Judge Taft concluded as follows:
All of those [mitigating] factors have some force and I am conscious that the delay in finalising this matter has been considerable. However, in my view, the objective gravity of your conduct is substantial. As a result of your driving, one life has been lost and the surviving widower was seriously injured. I consider that just punishment and general deterrence require that I impose a further period of imprisonment, although I accept that this case has been hanging over you for some five years and has destabilised your life.[20]
[20]Reasons, [17].
The applicant was not, of course, entitled to a discount for pleading guilty, as he had contested the charges. Nor had he expressed remorse or accepted responsibility for what the judge described as the ‘terrible consequences of your running a red light’. On the contrary, the applicant maintained at all times – even on the plea – that the light had been amber. He did so notwithstanding what his Honour said was ‘the overwhelming evidence from independent witnesses that you entered the intersection against a red light’. At the same time, the judge accepted, the applicant had ‘genuine sympathy for those who were hurt’.

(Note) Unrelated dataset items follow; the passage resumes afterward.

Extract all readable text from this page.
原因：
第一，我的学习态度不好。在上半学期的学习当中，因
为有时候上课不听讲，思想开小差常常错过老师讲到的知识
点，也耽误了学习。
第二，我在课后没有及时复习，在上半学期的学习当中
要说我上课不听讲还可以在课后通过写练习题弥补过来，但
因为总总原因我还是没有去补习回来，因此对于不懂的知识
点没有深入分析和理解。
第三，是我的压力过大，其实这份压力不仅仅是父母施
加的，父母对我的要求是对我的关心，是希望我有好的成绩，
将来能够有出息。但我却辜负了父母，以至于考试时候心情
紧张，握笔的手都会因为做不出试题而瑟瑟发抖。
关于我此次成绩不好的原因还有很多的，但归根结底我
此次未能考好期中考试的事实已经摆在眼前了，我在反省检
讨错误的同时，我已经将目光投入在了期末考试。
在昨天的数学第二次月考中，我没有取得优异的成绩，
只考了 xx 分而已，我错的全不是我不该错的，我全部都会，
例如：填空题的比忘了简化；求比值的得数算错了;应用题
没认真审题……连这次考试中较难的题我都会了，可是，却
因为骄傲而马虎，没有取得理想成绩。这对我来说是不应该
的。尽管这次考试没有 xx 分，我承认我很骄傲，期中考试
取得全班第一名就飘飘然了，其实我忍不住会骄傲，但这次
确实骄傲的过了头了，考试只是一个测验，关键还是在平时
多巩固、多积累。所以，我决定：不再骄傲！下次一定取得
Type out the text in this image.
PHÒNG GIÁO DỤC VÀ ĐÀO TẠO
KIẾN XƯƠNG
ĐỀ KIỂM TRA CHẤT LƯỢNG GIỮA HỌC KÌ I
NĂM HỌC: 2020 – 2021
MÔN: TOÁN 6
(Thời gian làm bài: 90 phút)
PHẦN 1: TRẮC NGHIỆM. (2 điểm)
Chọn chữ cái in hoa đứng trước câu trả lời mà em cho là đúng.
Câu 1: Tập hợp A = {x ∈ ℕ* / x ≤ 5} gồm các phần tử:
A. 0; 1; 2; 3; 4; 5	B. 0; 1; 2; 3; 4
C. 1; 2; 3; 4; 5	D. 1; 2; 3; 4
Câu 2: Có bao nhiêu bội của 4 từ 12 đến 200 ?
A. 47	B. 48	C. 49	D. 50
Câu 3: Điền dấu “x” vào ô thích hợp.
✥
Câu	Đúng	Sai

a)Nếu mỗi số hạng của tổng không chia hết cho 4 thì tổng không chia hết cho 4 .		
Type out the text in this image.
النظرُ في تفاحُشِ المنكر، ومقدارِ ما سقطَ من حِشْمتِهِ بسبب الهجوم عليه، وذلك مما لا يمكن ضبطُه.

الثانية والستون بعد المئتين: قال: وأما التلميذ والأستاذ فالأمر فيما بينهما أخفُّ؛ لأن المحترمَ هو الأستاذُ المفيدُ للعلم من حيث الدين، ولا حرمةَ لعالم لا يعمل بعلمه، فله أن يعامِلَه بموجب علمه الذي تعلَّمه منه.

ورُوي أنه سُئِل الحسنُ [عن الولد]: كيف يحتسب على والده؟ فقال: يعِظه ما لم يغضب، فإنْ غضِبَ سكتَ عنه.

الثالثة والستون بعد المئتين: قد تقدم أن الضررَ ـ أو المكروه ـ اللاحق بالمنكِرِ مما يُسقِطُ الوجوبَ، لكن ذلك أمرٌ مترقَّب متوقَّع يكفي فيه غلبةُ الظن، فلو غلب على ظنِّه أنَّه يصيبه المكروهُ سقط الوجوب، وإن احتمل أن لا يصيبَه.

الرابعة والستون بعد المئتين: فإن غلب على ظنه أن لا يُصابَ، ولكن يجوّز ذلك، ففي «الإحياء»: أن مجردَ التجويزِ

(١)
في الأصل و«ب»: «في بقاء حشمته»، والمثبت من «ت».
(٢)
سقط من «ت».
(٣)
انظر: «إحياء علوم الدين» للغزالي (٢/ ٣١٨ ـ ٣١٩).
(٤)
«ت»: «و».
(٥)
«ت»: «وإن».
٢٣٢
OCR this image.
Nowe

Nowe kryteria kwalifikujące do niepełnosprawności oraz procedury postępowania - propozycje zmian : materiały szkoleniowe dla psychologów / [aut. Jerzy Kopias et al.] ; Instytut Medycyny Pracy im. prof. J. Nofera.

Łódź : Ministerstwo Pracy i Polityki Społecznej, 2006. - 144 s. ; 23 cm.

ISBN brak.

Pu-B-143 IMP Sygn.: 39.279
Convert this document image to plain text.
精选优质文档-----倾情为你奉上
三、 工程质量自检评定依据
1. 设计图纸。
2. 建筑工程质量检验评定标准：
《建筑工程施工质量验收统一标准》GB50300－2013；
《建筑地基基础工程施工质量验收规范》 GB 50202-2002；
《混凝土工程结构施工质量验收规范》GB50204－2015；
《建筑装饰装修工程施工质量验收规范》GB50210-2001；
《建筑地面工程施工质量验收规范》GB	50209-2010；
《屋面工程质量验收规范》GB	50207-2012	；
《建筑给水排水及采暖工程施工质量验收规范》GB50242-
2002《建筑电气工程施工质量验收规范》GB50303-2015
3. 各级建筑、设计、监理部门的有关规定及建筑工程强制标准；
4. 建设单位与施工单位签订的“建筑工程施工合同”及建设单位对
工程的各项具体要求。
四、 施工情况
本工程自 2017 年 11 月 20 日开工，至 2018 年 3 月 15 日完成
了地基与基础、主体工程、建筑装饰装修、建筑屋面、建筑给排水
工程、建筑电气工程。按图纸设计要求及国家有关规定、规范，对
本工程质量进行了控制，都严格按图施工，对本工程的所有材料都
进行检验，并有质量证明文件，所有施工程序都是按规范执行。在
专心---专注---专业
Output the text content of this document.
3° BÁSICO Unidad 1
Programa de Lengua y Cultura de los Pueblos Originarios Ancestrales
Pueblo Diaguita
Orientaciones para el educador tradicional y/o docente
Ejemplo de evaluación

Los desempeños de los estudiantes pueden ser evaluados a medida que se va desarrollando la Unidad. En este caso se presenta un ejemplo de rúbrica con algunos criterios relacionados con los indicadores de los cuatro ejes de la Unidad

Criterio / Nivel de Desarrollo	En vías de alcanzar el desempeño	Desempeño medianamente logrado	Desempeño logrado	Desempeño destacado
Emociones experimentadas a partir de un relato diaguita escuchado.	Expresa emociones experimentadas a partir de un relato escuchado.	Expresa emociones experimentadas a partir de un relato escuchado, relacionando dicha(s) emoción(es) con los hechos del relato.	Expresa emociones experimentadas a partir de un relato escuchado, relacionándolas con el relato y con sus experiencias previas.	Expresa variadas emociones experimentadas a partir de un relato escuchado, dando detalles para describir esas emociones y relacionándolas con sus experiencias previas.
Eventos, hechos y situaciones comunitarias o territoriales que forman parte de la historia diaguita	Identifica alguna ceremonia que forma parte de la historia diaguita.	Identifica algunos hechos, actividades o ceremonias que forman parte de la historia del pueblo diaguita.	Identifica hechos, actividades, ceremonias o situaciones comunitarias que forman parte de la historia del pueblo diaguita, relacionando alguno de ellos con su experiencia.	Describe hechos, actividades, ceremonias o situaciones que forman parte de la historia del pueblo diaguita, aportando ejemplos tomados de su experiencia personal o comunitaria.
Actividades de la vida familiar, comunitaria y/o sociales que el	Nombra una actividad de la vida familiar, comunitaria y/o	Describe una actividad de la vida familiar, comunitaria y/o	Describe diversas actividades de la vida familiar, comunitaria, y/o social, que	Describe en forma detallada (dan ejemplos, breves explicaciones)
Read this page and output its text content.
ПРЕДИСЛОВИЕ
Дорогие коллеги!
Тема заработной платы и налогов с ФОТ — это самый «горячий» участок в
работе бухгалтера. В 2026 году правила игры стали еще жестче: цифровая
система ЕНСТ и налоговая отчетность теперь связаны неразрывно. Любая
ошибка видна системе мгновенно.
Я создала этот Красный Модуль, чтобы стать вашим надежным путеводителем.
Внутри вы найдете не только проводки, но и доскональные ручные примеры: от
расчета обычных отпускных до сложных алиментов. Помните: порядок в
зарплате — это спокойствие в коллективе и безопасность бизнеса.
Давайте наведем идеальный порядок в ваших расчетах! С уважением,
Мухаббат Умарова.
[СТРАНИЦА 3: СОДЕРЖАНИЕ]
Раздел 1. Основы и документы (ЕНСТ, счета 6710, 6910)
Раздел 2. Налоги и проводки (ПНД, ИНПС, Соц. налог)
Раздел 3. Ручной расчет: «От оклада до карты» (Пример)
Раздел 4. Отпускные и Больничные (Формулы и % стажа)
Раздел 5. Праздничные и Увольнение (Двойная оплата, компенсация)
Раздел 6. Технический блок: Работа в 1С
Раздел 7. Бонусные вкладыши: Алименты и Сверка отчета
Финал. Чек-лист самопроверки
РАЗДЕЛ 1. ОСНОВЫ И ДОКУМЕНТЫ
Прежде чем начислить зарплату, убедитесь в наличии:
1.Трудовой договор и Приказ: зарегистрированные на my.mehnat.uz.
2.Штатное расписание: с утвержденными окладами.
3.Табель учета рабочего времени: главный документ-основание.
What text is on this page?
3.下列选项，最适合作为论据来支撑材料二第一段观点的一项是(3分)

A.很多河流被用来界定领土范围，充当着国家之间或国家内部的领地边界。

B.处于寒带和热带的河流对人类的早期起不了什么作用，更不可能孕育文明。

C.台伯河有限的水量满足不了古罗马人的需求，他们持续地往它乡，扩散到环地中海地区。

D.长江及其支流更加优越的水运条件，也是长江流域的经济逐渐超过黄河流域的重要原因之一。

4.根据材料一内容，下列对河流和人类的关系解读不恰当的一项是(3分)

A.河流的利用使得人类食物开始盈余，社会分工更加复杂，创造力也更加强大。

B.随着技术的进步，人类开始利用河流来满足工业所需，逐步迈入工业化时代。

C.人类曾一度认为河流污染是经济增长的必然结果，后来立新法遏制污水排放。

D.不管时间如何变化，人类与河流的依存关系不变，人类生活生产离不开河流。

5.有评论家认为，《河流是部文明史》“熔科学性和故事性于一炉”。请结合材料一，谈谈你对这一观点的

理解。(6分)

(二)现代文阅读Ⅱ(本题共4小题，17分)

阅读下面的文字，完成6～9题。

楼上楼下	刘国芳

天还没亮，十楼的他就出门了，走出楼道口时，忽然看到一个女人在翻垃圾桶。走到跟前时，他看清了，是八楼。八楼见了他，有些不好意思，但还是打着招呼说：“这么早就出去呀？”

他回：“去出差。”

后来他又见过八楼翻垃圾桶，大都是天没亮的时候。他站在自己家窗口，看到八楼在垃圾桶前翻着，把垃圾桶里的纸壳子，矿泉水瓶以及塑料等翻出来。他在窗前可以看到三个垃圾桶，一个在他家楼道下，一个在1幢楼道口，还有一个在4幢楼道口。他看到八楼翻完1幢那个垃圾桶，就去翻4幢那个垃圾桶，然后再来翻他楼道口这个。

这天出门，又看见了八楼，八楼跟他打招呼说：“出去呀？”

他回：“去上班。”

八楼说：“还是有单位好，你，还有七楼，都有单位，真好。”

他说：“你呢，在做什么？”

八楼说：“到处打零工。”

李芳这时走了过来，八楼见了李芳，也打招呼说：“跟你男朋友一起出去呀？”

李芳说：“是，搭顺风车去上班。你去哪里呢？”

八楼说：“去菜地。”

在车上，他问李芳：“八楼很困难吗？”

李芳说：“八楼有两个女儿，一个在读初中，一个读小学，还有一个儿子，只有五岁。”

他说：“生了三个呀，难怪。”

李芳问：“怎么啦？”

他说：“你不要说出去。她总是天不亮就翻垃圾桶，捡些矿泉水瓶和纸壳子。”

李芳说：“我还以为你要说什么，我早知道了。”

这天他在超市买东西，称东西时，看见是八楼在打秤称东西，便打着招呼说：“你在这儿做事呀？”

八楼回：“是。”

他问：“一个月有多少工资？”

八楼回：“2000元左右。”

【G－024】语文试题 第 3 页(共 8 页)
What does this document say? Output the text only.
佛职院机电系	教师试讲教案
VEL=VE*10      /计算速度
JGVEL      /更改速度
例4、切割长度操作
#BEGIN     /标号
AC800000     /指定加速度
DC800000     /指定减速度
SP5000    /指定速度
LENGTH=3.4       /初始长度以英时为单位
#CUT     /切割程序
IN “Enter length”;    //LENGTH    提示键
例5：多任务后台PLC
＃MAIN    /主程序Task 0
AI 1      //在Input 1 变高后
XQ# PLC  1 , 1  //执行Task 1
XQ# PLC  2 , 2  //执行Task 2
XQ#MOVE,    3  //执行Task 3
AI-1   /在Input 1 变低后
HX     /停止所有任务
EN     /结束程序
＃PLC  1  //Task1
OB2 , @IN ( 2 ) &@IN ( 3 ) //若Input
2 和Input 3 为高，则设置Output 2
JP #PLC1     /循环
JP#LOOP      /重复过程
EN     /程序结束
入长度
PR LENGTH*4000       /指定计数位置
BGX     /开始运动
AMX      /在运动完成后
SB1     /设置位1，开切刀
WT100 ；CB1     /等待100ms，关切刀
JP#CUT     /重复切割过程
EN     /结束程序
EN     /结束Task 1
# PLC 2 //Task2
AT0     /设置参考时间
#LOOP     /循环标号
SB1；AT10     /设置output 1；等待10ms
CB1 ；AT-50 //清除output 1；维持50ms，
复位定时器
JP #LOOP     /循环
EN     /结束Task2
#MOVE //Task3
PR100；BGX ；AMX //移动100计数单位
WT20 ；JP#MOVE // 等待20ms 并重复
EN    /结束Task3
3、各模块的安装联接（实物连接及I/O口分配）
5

The non-parole period of 15 months represented only 36 per cent of the total effective sentence. We agree with the Crown submission that this was ‘extremely lenient in the circumstances’. We agree, moreover, that the sentence imposed gives no support to the contention that the judge gave inadequate weight either to the issue of delay or to the burdensome nature of imprisonment for the applicant. The contention that the non-parole period was manifestly excessive was, in our view, not reasonably arguable. No separate complaint was made about the total effective sentence. It followed that leave to appeal had to be refused.